Milho dispara em Chicago após USDA revisar projeções de oferta e demanda

Os contratos futuros de milho encerraram a sessão desta quarta-feira (12) em forte alta na Bolsa de Chicago, reagindo às novas projeções de oferta e demanda divulgadas pelo Departamento de Agricultura dos Estados Unidos (USDA).

O movimento ganhou força após o órgão reduzir a estimativa de produtividade das lavouras norte-americanas. A projeção para o rendimento da safra 2026/27 caiu para 180,7 bushels por acre, abaixo dos 183 bushels por acre estimados anteriormente e também inferior à expectativa média dos analistas, de 182,4 bushels. (Farm Progress)

Apesar da redução na produtividade, o USDA elevou a estimativa de área plantada nos Estados Unidos, levando a previsão de produção para 16,013 bilhões de bushels. Ainda assim, os estoques finais projetados para a temporada 2026/27 recuaram em relação ao relatório anterior, aumentando a percepção de uma oferta mais ajustada. (Farm Progress)

Contratos avançam mais de 4%

A reação do mercado foi imediata. Os principais contratos do cereal registraram ganhos superiores a 4% durante o pregão.

O contrato com vencimento em setembro subiu 20,25 centavos de dólar, encerrando a sessão a US$ 4,57 por bushel. Já o contrato para dezembro avançou também 20,25 centavos, para US$ 4,8075 por bushel. (Farm Progress)

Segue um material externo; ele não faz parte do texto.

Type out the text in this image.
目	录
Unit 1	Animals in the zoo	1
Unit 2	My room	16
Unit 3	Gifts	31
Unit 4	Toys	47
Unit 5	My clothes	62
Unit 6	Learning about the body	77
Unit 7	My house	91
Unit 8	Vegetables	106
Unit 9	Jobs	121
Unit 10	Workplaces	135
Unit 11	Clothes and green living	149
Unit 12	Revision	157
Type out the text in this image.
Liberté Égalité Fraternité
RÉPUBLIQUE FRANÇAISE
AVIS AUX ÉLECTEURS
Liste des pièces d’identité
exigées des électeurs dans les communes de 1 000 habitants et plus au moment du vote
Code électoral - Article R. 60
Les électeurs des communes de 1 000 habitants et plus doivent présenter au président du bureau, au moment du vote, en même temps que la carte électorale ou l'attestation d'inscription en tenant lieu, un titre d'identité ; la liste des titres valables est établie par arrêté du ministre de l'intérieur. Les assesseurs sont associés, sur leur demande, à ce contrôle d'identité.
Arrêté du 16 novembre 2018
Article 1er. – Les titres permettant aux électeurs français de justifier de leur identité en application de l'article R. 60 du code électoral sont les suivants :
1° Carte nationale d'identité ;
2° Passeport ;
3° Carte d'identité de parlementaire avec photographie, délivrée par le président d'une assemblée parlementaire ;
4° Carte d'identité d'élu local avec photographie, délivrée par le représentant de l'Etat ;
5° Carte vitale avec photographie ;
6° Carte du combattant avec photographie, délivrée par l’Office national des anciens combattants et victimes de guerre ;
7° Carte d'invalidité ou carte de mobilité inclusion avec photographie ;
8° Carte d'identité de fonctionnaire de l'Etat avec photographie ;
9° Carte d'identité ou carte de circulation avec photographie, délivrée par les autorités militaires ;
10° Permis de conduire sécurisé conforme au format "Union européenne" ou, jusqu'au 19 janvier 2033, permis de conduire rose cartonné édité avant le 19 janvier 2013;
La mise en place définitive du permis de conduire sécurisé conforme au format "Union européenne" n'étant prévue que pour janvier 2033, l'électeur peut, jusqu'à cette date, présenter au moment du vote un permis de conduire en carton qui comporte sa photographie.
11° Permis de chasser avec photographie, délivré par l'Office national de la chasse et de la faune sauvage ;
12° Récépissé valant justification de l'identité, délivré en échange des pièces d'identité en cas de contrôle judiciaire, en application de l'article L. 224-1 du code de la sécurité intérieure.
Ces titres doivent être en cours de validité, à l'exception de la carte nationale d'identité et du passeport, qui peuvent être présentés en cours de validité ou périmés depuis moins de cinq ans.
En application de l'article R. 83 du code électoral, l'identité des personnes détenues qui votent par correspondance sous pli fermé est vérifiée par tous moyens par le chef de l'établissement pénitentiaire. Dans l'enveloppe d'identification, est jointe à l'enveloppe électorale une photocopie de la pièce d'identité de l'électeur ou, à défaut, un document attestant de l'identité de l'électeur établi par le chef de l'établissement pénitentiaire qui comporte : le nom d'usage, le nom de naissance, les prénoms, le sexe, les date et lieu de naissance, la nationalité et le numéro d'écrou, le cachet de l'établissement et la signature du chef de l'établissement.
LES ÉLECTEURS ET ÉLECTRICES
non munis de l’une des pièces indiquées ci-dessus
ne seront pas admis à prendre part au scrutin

Além dos números de produção, a demanda interna dos Estados Unidos também contribuiu para sustentar as cotações. A produção de etanol de milho aumentou para 1,117 milhão de barris por dia na semana encerrada em 7 de agosto, acima da média das quatro semanas anteriores. (Farm Progress)

Estoques menores aumentam atenção do mercado

Outro ponto importante do relatório foi a revisão dos estoques norte-americanos. A estimativa para os estoques finais de 2025/26 foi reduzida em 75 milhões de bushels, para 1,653 bilhão de bushels, refletindo principalmente uma expectativa maior de exportações. (Farm Progress)

O conjunto dos dados mudou a percepção dos investidores sobre o equilíbrio entre oferta e demanda, provocando uma rodada de compras nos contratos futuros.

Reflexos para o mercado brasileiro

A forte valorização em Chicago é um fator importante para o mercado internacional e pode influenciar a formação dos preços do milho no Brasil, especialmente nas regiões com maior exposição ao mercado externo.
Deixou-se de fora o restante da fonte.